There are 3 types of line of sight based on your topographical environment.

  1. Clear Line of Sight – This is when you achieve optimal signal abilities with your two way radio. In this case, there are no visual obstructions, and the Fresnel effect is not impacted at all, allowing clear receiving and transmitting.
  2. Near Line of Sight – Some obstructions of signaling which doesn’t greatly impact signal, but can result in errors or trouble with the throughput of messaging etc. The Fresnel zone would be slightly obstructed by say a tree, or the top of a hill.
  3. Non-Line of Sight – In this case, obstructions such as hills and other buildings etc. prevent the best use of signal abilities and the Fresnel zone is impacted. This doesn’t necessarily mean that signals cannot work, but rather they do not work all the time – depending on the situation (storms, cloud cover etc.)

Line Of Sight



How will a radio talk?

This is one of the most common questions people ask when renting or buying a two-way radio.  Unfortunately there isn’t a quick answer as a number of factors come in to play.
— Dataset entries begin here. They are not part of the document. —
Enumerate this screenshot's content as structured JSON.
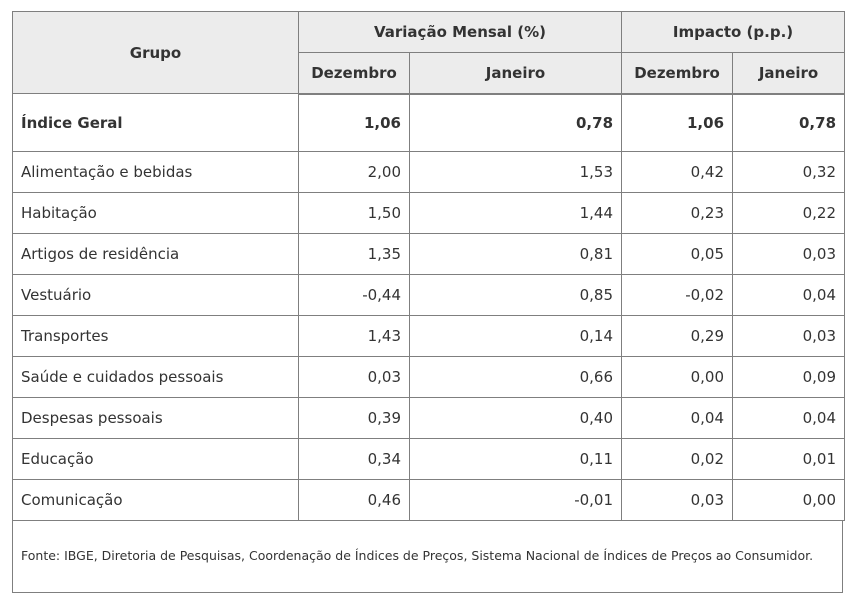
{
  "header": {
    "group_label": "Grupo",
    "variacao_label": "Variação Mensal (%)",
    "impacto_label": "Impacto (p.p.)",
    "sub": [
      "Dezembro",
      "Janeiro",
      "Dezembro",
      "Janeiro"
    ]
  },
  "rows": [
    {
      "grupo": "Índice Geral",
      "var_dez": "1,06",
      "var_jan": "0,78",
      "imp_dez": "1,06",
      "imp_jan": "0,78"
    },
    {
      "grupo": "Alimentação e bebidas",
      "var_dez": "2,00",
      "var_jan": "1,53",
      "imp_dez": "0,42",
      "imp_jan": "0,32"
    },
    {
      "grupo": "Habitação",
      "var_dez": "1,50",
      "var_jan": "1,44",
      "imp_dez": "0,23",
      "imp_jan": "0,22"
    },
    {
      "grupo": "Artigos de residência",
      "var_dez": "1,35",
      "var_jan": "0,81",
      "imp_dez": "0,05",
      "imp_jan": "0,03"
    },
    {
      "grupo": "Vestuário",
      "var_dez": "-0,44",
      "var_jan": "0,85",
      "imp_dez": "-0,02",
      "imp_jan": "0,04"
    },
    {
      "grupo": "Transportes",
      "var_dez": "1,43",
      "var_jan": "0,14",
      "imp_dez": "0,29",
      "imp_jan": "0,03"
    },
    {
      "grupo": "Saúde e cuidados pessoais",
      "var_dez": "0,03",
      "var_jan": "0,66",
      "imp_dez": "0,00",
      "imp_jan": "0,09"
    },
    {
      "grupo": "Despesas pessoais",
      "var_dez": "0,39",
      "var_jan": "0,40",
      "imp_dez": "0,04",
      "imp_jan": "0,04"
    },
    {
      "grupo": "Educação",
      "var_dez": "0,34",
      "var_jan": "0,11",
      "imp_dez": "0,02",
      "imp_jan": "0,01"
    },
    {
      "grupo": "Comunicação",
      "var_dez": "0,46",
      "var_jan": "-0,01",
      "imp_dez": "0,03",
      "imp_jan": "0,00"
    }
  ],
  "footer": "Fonte: IBGE, Diretoria de Pesquisas, Coordenação de Índices de Preços, Sistema Nacional de Índices de Preços ao Consumidor."
}
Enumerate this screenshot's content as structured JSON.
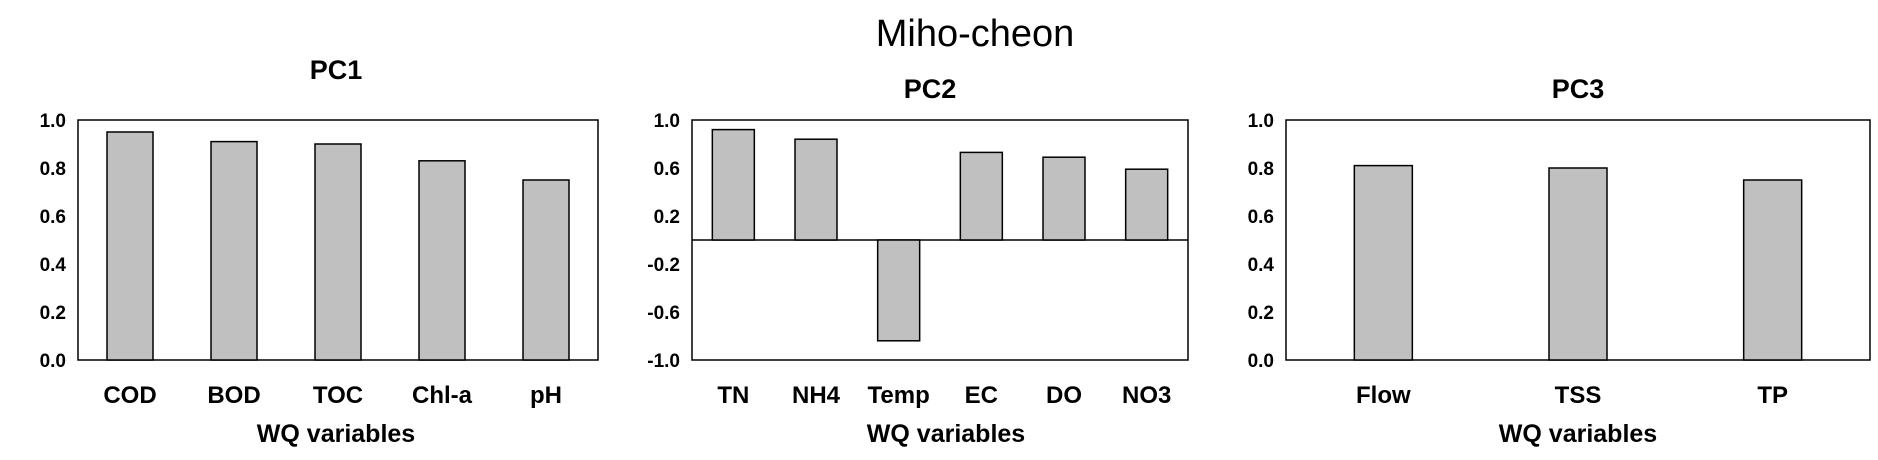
{
  "figure": {
    "title": "Miho-cheon"
  },
  "colors": {
    "bar_fill": "#c0c0c0",
    "bar_stroke": "#000000"
  },
  "chart_data": [
    {
      "type": "bar",
      "title": "PC1",
      "xlabel": "WQ variables",
      "ylabel": "",
      "ylim": [
        0.0,
        1.0
      ],
      "yticks": [
        "0.0",
        "0.2",
        "0.4",
        "0.6",
        "0.8",
        "1.0"
      ],
      "categories": [
        "COD",
        "BOD",
        "TOC",
        "Chl-a",
        "pH"
      ],
      "values": [
        0.95,
        0.91,
        0.9,
        0.83,
        0.75
      ],
      "grid": false,
      "legend": "none"
    },
    {
      "type": "bar",
      "title": "PC2",
      "xlabel": "WQ variables",
      "ylabel": "",
      "ylim": [
        -1.0,
        1.0
      ],
      "yticks": [
        "-1.0",
        "-0.6",
        "-0.2",
        "0.2",
        "0.6",
        "1.0"
      ],
      "categories": [
        "TN",
        "NH4",
        "Temp",
        "EC",
        "DO",
        "NO3"
      ],
      "values": [
        0.92,
        0.84,
        -0.84,
        0.73,
        0.69,
        0.59
      ],
      "grid": false,
      "legend": "none"
    },
    {
      "type": "bar",
      "title": "PC3",
      "xlabel": "WQ variables",
      "ylabel": "",
      "ylim": [
        0.0,
        1.0
      ],
      "yticks": [
        "0.0",
        "0.2",
        "0.4",
        "0.6",
        "0.8",
        "1.0"
      ],
      "categories": [
        "Flow",
        "TSS",
        "TP"
      ],
      "values": [
        0.81,
        0.8,
        0.75
      ],
      "grid": false,
      "legend": "none"
    }
  ]
}
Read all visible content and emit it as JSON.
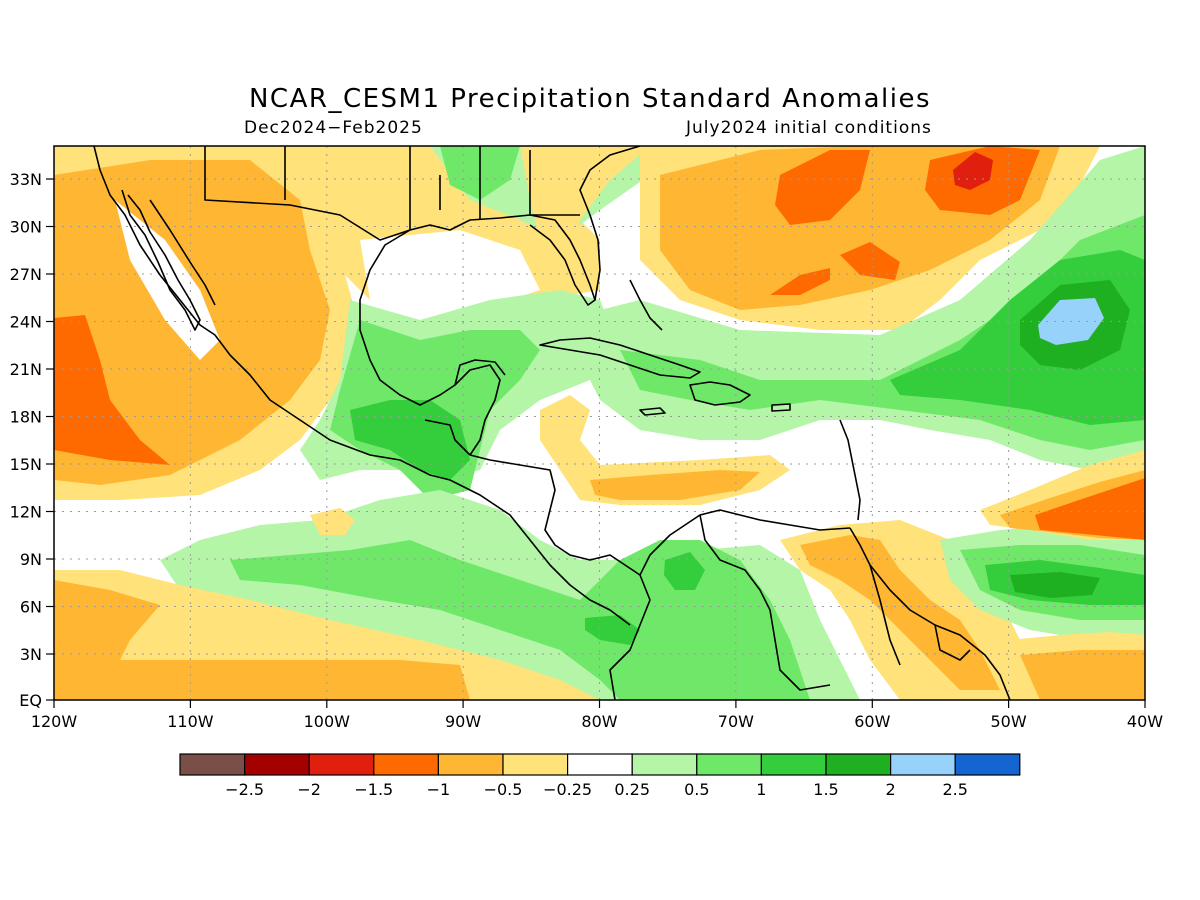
{
  "title": "NCAR_CESM1 Precipitation Standard Anomalies",
  "subtitle_left": "Dec2024−Feb2025",
  "subtitle_right": "July2024 initial conditions",
  "lat_labels": [
    "33N",
    "30N",
    "27N",
    "24N",
    "21N",
    "18N",
    "15N",
    "12N",
    "9N",
    "6N",
    "3N",
    "EQ"
  ],
  "lon_labels": [
    "120W",
    "110W",
    "100W",
    "90W",
    "80W",
    "70W",
    "60W",
    "50W",
    "40W"
  ],
  "legend": {
    "colors": [
      "#7a4f48",
      "#a50000",
      "#e01f0f",
      "#ff6a00",
      "#ffb733",
      "#ffe27a",
      "#ffffff",
      "#b4f5a8",
      "#6fe86a",
      "#34cd3c",
      "#1eb020",
      "#96d2fa",
      "#1464d2"
    ],
    "labels": [
      "−2.5",
      "−2",
      "−1.5",
      "−1",
      "−0.5",
      "−0.25",
      "0.25",
      "0.5",
      "1",
      "1.5",
      "2",
      "2.5"
    ]
  },
  "map": {
    "extent": {
      "lon_min": -120,
      "lon_max": -40,
      "lat_min": 0,
      "lat_max": 35
    },
    "variable": "precipitation standard anomaly",
    "colors": {
      "grid": "#9a9a9a",
      "coast": "#000000"
    }
  }
}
  1. Line of Sight – Frequencies used in two way radios travel in a straight lines (line-of-sight), and generally cannot travel beyond the horizon. So the distance to the horizon is the maximum communication range for these two way radios, without the aide of additional equipment such as a repeater BUT many other factors can diminish the range.
  2. Topographical interference – Radios signals are sometimes blocked by solid objects, natural and man made, examples Metal, concrete and Hills – If you live in an area with hills, they are like metal, no radio signal will pass through them. to name a few. Radio waves will travel through some non-metallic objects such as drywall, human bodies, furniture, and many other objects. BUT The denser an object, the more it reduces the signal strength. So with each successive object a signal passes through, it’s range is shortened.
  3. Elevation – One of the easiest ways to increase your range is to increase your height – increasing your line of sight. If you are near the edge of your range and experiencing a weak signal try getting to a higher location. Walk up a hill or use something to make yourself taller. Remember, just a foot or two can make a big difference in range.
  4. Battery Life – Make sure your battery is fully charged. Radio signals weaken when their battery is low.
  5. Repeater System – A repeater is used to boosts signal, the frequency is routed through the repeater – like a mobile phone tower. You will need an individual repeater per channel you want boosted. They can be used inside a building where the signal needs to penetrate many layers or outside to extend the range where topographical interference occurs at ground level or further distances are required.